Kaynak: timeturk.comBor bir
şeyle birleştiğinde güçlü dominant bir malzemedir.
Coupled with a strong dominant Boron is a material thing.
Kaynak: samanyoluhaber.comWalt Disney genelde bir diyabetsiyen, ayrıca animasyon ve tema park (bir
şeyle ilgili lunapark) tasarımlarıyla Oscar 'a aday olmadı.
Kaynak: Walt DisneyNeo-spiritüalizm'e göre, görece (izafi) ve göreli (nispi) olmayan Mutlağın hiçbir
şeyle kıyaslanamayacak ve ilintilendirilemeyecek oluşu,
Kaynak: Yüksek İdare Mekanizmasıda düşünce "açık"; konusu ya da nesnesi başka hiçbir
şeyle karışmayan, bir başına kendini zihne gösteren bilgi ya da düşünce ise "seçik"tir.

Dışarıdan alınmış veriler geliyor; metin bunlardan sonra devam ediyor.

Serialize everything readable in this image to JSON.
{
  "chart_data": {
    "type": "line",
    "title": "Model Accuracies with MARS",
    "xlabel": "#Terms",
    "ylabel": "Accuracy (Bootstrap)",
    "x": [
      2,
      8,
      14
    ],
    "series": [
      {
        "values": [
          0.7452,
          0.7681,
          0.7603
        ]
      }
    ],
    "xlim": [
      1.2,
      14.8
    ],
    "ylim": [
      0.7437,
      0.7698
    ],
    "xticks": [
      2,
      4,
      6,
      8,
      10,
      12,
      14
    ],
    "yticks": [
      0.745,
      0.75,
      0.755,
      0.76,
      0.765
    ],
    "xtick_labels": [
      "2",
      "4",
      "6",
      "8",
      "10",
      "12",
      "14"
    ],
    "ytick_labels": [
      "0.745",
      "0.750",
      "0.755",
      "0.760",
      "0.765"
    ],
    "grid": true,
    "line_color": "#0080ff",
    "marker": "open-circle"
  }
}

Kaynak: Açık ve seçikİstediği her
şeyle ilgilendiği için bilgisi de, görgüsü de arttı. Avrupa 'daki gelişmeleri inceleme fırsatı buldu ve matbaanın Osmanlı
Kaynak: III. AhmedBelki de ilk onun başkanlığında,İstanbul ilk kez bir Avrupa kenti görünümüne kavuşmuş ve zamanın İstanbulluları birçok yeni
şeyleKaynak: Haşim İşcanÖnemli bir gerçekte 'Kurd' köyü sakinlerinin Kürtler hakkında ki hertürlü
şeyle yakından ilgilenmeleridir. İlk olarak Dömösi bölgesinde
Kaynak: Kurd, MacaristanKesb: Kesb, insan gücünün güç yetirilen
şeyle birlikte olmasıdır. Eş'ârîyye ekolünde kesb anlayışı kapalı bir şekilde anlatılmıştır.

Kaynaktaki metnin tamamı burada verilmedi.